Designing the lesson with TPACK
The topic is active and passive voice. The structural difference between “The teacher assigned homework” (active) and “Homework was assigned” (passive).
- CK: Understanding active vs passive sentence structure and how to transform one into the other.
- PK: Inquiry-based learning with real-world application. Students discover why the rule matters (passive voice is often used to avoid blame), not just memorize the formula.
- TK: Google Docs for real-time collaboration and digital news archives for source material.
The lesson: The teacher projects a real news headline written in passive voice: “Mistakes were made during the financial crisis.” In shared Google Docs, student groups rewrite the headline into active voice: “The bank CEO made mistakes.” The teacher watches the cursors live and uses the comment feature to prompt students: how does active voice shift the blame? How does it change the tone?
Live collaboration (TK) enables real-time peer editing and teacher feedback (PK) while students manipulate grammatical structure (CK) using real-world texts. That is TPACK.
By using inquiry-based learning with real-world application.
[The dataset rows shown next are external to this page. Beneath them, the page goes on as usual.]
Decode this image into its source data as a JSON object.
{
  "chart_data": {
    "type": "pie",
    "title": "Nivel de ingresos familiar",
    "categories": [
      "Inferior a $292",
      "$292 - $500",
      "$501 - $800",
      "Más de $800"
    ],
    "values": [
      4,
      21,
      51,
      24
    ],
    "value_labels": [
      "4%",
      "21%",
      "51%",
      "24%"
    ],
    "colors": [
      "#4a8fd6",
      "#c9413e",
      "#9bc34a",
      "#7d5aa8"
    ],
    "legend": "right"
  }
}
Instead of memorizing rules, students discover why passive voice is used in real news headlines to avoid blame. The pedagogy drives the lesson toward critical thinking, not rote memorization.
Evaluating with SAMR
Substitution
Students type answers to a “change Active to Passive” worksheet in Microsoft Word instead of writing with a pencil. Same task, different tool.
Augmentation
Students take a grammar quiz on Quizizz. If they answer wrong, the platform gives a hint and a digital flashcard explaining the rule before the next question. Same quiz, but with instant feedback.
Modification
Students use Track Changes in a collaborative document to edit a classmate’s essay that is deliberately written in heavy passive voice. They highlight passive verbs and leave margin comments explaining why active voice makes each sentence stronger. The task shifts from answering grammar questions to peer editing.
CK: Active vs passive voice structure (content)
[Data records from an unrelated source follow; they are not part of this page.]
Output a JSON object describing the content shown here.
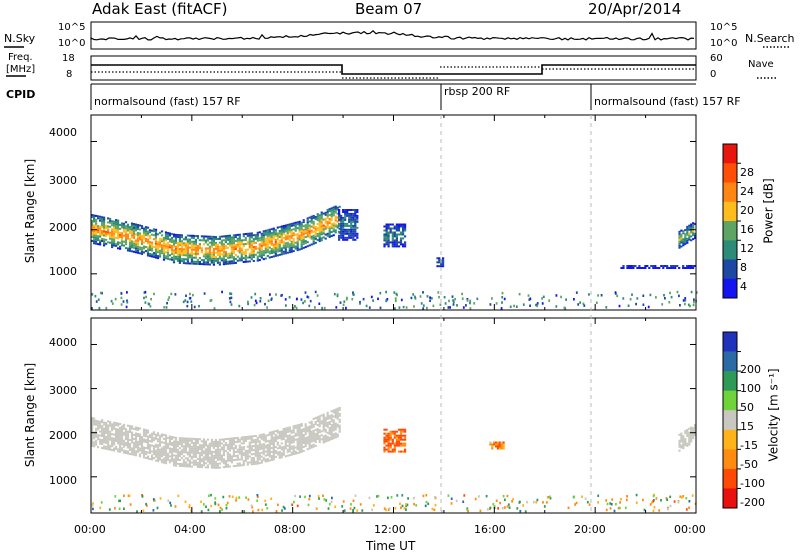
{
  "header": {
    "radar": "Adak East (fitACF)",
    "beam": "Beam 07",
    "date": "20/Apr/2014"
  },
  "noise_panel": {
    "left_label": "N.Sky",
    "right_label": "N.Search",
    "left_ticks": [
      "10^5",
      "10^0"
    ],
    "right_ticks": [
      "10^5",
      "10^0"
    ]
  },
  "freq_panel": {
    "left_label_top": "Freq.",
    "left_label_bottom": "[MHz]",
    "right_label": "Nave",
    "left_ticks": [
      "18",
      "8"
    ],
    "right_ticks": [
      "60",
      "0"
    ]
  },
  "cpid_panel": {
    "label": "CPID",
    "segments": [
      {
        "name": "normalsound (fast) 157 RF",
        "start_hour": 0,
        "end_hour": 14
      },
      {
        "name": "rbsp 200 RF",
        "start_hour": 14,
        "end_hour": 20
      },
      {
        "name": "normalsound (fast) 157 RF",
        "start_hour": 20,
        "end_hour": 24
      }
    ]
  },
  "power_colorbar": {
    "title": "Power [dB]",
    "ticks": [
      "28",
      "24",
      "20",
      "16",
      "12",
      "8",
      "4"
    ],
    "colors": [
      "#e8170e",
      "#ff4f06",
      "#ff8515",
      "#ffbc1d",
      "#5ea565",
      "#2d8c78",
      "#1c47a3",
      "#1414f0"
    ]
  },
  "velocity_colorbar": {
    "title": "Velocity [m s⁻¹]",
    "ticks": [
      "200",
      "100",
      "50",
      "15",
      "-15",
      "-50",
      "-100",
      "-200"
    ],
    "colors": [
      "#2233bb",
      "#2a6ba6",
      "#2e9a57",
      "#6fd43a",
      "#c8c8c0",
      "#ffb21a",
      "#ff8c10",
      "#ff4a05",
      "#e8110e"
    ]
  },
  "xaxis": {
    "title": "Time UT",
    "ticks": [
      "00:00",
      "04:00",
      "08:00",
      "12:00",
      "16:00",
      "20:00",
      "00:00"
    ]
  },
  "chart_data": {
    "type": "heatmap",
    "x_range_hours": [
      0,
      24
    ],
    "y_label": "Slant Range [km]",
    "y_ticks": [
      1000,
      2000,
      3000,
      4000
    ],
    "ylim": [
      180,
      4600
    ],
    "panels": [
      {
        "name": "power",
        "colorbar_range_db": [
          0,
          32
        ],
        "regions": [
          {
            "start_hour": 0.0,
            "end_hour": 9.9,
            "center_km": [
              2000,
              1800,
              1550,
              1500,
              1600,
              1850,
              2250
            ],
            "half_width_km": 320,
            "core_db": 22
          },
          {
            "start_hour": 9.8,
            "end_hour": 10.6,
            "center_km": [
              2100
            ],
            "half_width_km": 350,
            "core_db": 9
          },
          {
            "start_hour": 11.6,
            "end_hour": 12.5,
            "center_km": [
              1850
            ],
            "half_width_km": 250,
            "core_db": 10
          },
          {
            "start_hour": 13.7,
            "end_hour": 14.0,
            "center_km": [
              1250
            ],
            "half_width_km": 100,
            "core_db": 10
          },
          {
            "start_hour": 21.0,
            "end_hour": 24.0,
            "center_km": [
              1150,
              1150
            ],
            "half_width_km": 40,
            "core_db": 4
          },
          {
            "start_hour": 23.3,
            "end_hour": 24.0,
            "center_km": [
              1750,
              2000
            ],
            "half_width_km": 180,
            "core_db": 16
          }
        ]
      },
      {
        "name": "velocity",
        "colorbar_range_ms": [
          -250,
          250
        ],
        "regions": [
          {
            "start_hour": 0.0,
            "end_hour": 9.9,
            "center_km": [
              2000,
              1800,
              1550,
              1500,
              1600,
              1850,
              2250
            ],
            "half_width_km": 320,
            "core_ms": 0
          },
          {
            "start_hour": 11.6,
            "end_hour": 12.5,
            "center_km": [
              1800
            ],
            "half_width_km": 250,
            "core_ms": -120
          },
          {
            "start_hour": 15.8,
            "end_hour": 16.4,
            "center_km": [
              1700
            ],
            "half_width_km": 80,
            "core_ms": -80
          },
          {
            "start_hour": 23.3,
            "end_hour": 24.0,
            "center_km": [
              1750,
              2000
            ],
            "half_width_km": 180,
            "core_ms": 0
          }
        ]
      }
    ]
  }
}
PK: Inquiry-based learning where students discover why voice matters in real-world journalism (teaching method)
TK: Google Docs for live collaboration (digital tool)
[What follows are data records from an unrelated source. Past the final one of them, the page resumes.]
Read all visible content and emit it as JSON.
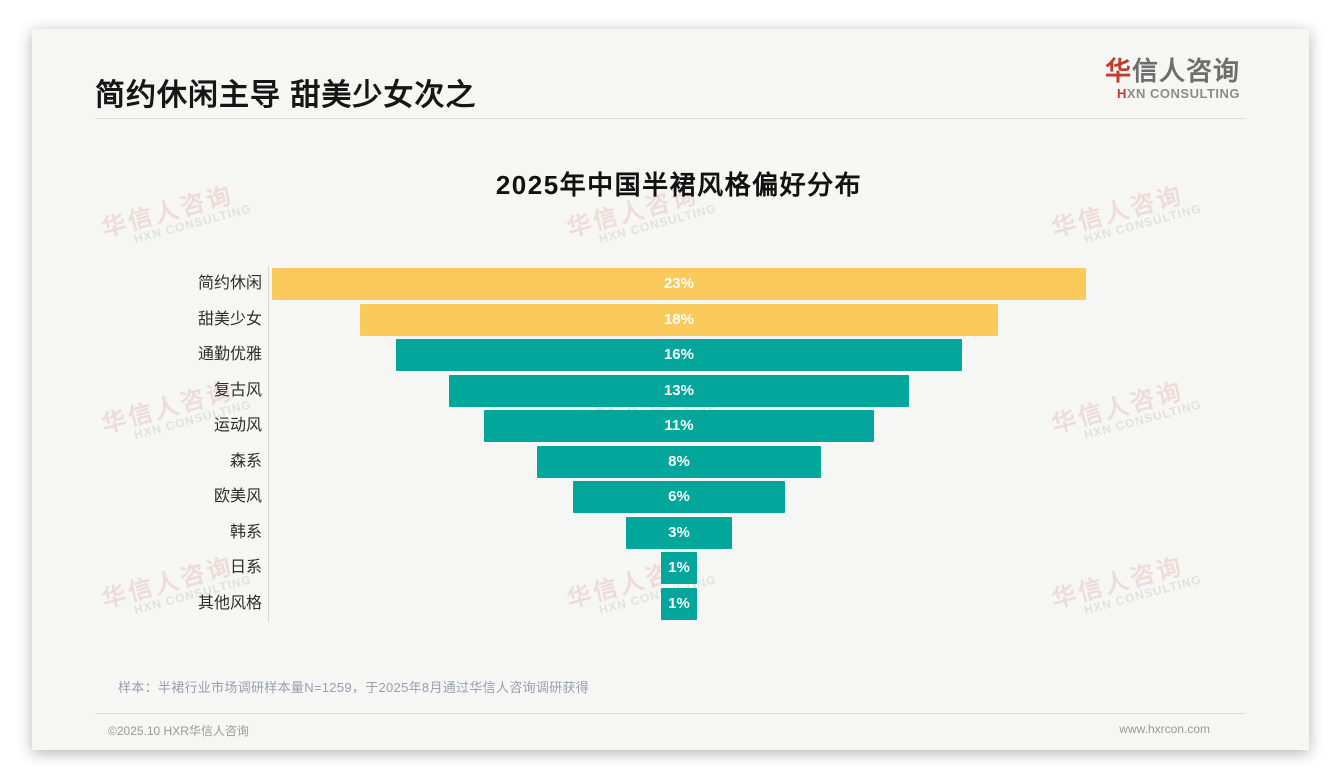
{
  "header": {
    "title": "简约休闲主导 甜美少女次之",
    "logo": {
      "cn_first": "华",
      "cn_rest": "信人咨询",
      "en_first": "H",
      "en_rest": "XN CONSULTING"
    }
  },
  "chart_data": {
    "type": "bar",
    "title": "2025年中国半裙风格偏好分布",
    "orientation": "horizontal-centered-funnel",
    "unit": "%",
    "categories": [
      "简约休闲",
      "甜美少女",
      "通勤优雅",
      "复古风",
      "运动风",
      "森系",
      "欧美风",
      "韩系",
      "日系",
      "其他风格"
    ],
    "values": [
      23,
      18,
      16,
      13,
      11,
      8,
      6,
      3,
      1,
      1
    ],
    "value_labels": [
      "23%",
      "18%",
      "16%",
      "13%",
      "11%",
      "8%",
      "6%",
      "3%",
      "1%",
      "1%"
    ],
    "bar_colors": [
      "#facb5c",
      "#facb5c",
      "#02a69b",
      "#02a69b",
      "#02a69b",
      "#02a69b",
      "#02a69b",
      "#02a69b",
      "#02a69b",
      "#02a69b"
    ],
    "highlight_color": "#facb5c",
    "base_color": "#02a69b",
    "value_label_color": "#ffffff",
    "legend": "none",
    "grid": "off",
    "xlim": [
      0,
      23
    ]
  },
  "footnote": "样本：半裙行业市场调研样本量N=1259，于2025年8月通过华信人咨询调研获得",
  "footer": {
    "copyright": "©2025.10 HXR华信人咨询",
    "website": "www.hxrcon.com"
  },
  "watermark": {
    "cn": "华信人咨询",
    "en": "HXN CONSULTING"
  }
}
All three connect: live collaboration lets students manipulate grammar using real news texts while the teacher gives feedback in real time.
Redefinition
Students form a “PR Crisis Agency.” They get a fictional scenario where a company made a serious mistake. They write, record, and publish two audio press releases using a podcasting tool: one in passive voice (to deflect blame) and one in active voice (taking full responsibility). They survey another class with digital forms to measure which version sounds more trustworthy. Grammar becomes a tool for analyzing persuasion. This task has no pen-and-paper equivalent.
What this example shows
TPACK helped design one specific lesson (the news headline rewrite). SAMR showed four ways technology could be used for the same grammar content, from shallow to deep. A teacher can use both: design with TPACK, then check the depth with SAMR.